Mar 01, 2019
Taiko: The Cadence of Culture
“When you hear the taiko drums, you can feel the vibrations down to your bones,” calmly states Hawai‘i taiko artist Kenny Endo. As both a performer, composer, and teacher of taiko, Endo is among the vanguard of modern taiko. “It reminds me of something that we’ve lost in our modern, convenient lives. It’s just a real basic thing—as basic as a mother’s heart beating in the womb. I think there’s something about drums in particular that have a resonance within people.”
Indeed, drums have pounded out the heartbeat of ancient cultures around the world and continue to mesmerize modern peoples with their ability to evoke primal feelings of life, movement, and energy that stir deep in one’s soul. In Japan, taiko is simply the term for drum. There are several different sizes of taiko—each with its own name, construction, and sound—but each conveys a dramatic tension and haunting cadence through the rhythmic percussive movements of the musician.
Taiko have mythological origins in Japanese folklore, but historical records suggest taiko were introduced to Japan through Korean and Chinese cultural influence as early as the 6th century, during Japan’s Kofun period. Initially, taiko were used for communication, religious ceremonies and in community festivals. In Buddhist traditions, taiko are used for ritual dances performed during the Bon Festival, a community event held in the summer to worship one’s ancestors. By the Edo era (1603-1867), taiko were also being used for theatrical accompaniment.
When Japanese immigrants came to Hawai‘i to work on the sugar plantations, they brought many of their cultural practices with them, including bon odori (bon dances) and the taiko played during the festivals. While this was Hawai‘i’s first introduction to taiko drumming, the modern-day iteration of taiko, called kumi-daiko, which literally means taiko ensemble, would not be invented until a century later.
In the 1950s, several kumi-daiko groups formed in Japan, where the members played taiko of different sizes during powerful performances that highlighted the characteristics of their playing—the speed, the technique and choreography of the entire performance. During this transformative decade, taiko transcended its role as an accompaniment instrument and became an art form.
Kenny Endo saw kumi-daiko for the first time while he was in college in the 1970s. The performance enveloped him and he immediately decided to dedicate his life to the ancient Japanese art form. Already a successful jazz musician in the Los Angeles jazz scene, Kenny moved to Japan in 1980 to study taiko and its cultural heritage from a taiko sensei. One year turned into ten.

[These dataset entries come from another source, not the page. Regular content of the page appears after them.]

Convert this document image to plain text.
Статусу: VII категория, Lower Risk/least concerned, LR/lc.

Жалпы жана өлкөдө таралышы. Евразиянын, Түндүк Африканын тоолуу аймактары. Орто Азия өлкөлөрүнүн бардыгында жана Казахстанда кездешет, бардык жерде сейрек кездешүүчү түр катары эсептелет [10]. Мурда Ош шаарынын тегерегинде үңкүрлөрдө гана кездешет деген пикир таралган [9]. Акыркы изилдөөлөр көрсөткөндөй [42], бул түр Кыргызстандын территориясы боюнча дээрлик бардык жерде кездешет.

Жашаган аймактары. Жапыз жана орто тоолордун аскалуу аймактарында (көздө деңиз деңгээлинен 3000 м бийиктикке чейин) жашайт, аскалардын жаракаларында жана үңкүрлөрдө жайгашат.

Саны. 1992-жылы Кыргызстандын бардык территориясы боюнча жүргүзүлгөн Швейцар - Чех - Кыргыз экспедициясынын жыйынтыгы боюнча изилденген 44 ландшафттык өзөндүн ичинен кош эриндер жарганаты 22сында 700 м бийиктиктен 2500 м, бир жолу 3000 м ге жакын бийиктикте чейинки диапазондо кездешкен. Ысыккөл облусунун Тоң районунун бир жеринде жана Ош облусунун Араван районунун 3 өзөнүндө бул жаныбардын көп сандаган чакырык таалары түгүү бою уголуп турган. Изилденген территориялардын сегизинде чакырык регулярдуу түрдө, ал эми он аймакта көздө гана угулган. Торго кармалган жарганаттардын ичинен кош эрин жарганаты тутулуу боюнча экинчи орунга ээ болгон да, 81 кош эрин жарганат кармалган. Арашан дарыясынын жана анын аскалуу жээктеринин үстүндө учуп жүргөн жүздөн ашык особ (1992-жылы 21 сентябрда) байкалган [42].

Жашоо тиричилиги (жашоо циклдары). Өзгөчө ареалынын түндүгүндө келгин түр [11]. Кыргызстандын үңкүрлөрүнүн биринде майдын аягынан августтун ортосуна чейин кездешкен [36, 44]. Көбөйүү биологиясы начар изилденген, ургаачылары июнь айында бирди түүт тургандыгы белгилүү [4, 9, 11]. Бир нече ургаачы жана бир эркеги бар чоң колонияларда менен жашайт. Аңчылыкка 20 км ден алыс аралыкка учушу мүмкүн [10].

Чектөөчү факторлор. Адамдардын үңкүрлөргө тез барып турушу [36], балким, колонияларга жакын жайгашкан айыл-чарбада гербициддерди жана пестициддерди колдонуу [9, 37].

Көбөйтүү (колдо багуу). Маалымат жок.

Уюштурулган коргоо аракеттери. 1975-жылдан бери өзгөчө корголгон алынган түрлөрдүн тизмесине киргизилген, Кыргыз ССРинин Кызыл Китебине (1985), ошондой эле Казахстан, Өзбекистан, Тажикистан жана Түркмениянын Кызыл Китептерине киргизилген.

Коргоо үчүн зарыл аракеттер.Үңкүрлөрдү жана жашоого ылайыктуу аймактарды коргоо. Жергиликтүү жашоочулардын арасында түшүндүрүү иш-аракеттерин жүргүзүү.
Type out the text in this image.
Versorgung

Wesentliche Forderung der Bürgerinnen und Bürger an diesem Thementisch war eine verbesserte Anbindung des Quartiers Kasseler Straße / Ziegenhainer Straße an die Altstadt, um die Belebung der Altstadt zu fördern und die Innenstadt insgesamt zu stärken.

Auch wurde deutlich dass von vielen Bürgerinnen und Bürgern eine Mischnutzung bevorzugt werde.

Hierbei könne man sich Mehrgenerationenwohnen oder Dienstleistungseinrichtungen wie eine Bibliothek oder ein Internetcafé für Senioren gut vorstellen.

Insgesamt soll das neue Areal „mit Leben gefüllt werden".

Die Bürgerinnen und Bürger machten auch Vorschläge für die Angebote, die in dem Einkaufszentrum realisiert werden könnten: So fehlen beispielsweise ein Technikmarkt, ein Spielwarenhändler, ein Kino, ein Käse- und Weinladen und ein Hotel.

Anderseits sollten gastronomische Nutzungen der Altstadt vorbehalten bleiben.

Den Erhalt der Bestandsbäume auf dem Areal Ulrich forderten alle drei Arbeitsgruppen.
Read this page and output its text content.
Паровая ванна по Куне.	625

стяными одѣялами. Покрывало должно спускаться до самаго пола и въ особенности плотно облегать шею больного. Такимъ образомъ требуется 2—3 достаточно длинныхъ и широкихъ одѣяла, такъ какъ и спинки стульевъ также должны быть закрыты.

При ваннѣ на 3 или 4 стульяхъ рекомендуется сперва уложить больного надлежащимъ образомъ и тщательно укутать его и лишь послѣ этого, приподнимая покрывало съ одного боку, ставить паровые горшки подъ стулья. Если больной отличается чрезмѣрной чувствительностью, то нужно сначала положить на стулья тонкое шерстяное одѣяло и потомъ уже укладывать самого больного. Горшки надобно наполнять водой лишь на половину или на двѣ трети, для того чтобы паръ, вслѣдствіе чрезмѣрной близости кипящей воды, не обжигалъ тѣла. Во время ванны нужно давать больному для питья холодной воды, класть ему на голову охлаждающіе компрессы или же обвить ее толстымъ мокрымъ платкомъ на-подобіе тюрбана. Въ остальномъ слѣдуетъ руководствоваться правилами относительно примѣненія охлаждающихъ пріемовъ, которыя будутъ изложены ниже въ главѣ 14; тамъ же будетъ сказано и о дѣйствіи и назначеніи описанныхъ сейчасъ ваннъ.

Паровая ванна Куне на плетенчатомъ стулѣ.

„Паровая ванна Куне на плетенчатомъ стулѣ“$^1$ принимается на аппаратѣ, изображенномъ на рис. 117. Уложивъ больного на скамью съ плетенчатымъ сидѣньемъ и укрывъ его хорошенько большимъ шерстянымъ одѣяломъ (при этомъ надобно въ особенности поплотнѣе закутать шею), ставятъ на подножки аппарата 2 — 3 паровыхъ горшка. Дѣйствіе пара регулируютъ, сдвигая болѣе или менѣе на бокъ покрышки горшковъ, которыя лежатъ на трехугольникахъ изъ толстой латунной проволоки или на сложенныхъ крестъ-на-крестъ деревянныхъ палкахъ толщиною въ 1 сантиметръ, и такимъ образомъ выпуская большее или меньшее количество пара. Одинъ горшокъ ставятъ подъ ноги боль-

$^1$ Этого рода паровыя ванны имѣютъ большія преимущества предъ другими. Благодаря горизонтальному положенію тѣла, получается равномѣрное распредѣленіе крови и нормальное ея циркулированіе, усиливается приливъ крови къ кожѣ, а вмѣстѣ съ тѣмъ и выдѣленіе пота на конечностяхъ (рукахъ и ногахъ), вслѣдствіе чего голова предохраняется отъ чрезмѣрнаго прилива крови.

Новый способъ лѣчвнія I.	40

When Kenny returned to Hawai‘i, he knew that in addition to sharing his newfound art through performance, he would find a way to pass his passion along to others. Soon, he found himself teaching taiko basics through a continuing education program at the University of Hawai‘i to a taiko-loving groups ranging from young children to the elderly. He also created his own kumi-daiko, and continues to perform with the ensemble and other world-renowned musicians to push the forefront of the art to new realms.
“In any type of music, the ultimate goal is to capture the feeling of that music. Even when I compose, it’s thematic, meaning that there’s a story behind it,” explains Endo, who has made taiko drumming a mainstream art form in the islands. “As a composer and performer you have to understand that to capture the feeling. It’s actually getting into the frame of mind of expressing an idea. When you get on stage, you have to tap into the energy, history, and legacy of all those who have been on stage before you. If you can lose your ego, you’ll achieve a level higher than your abilities.”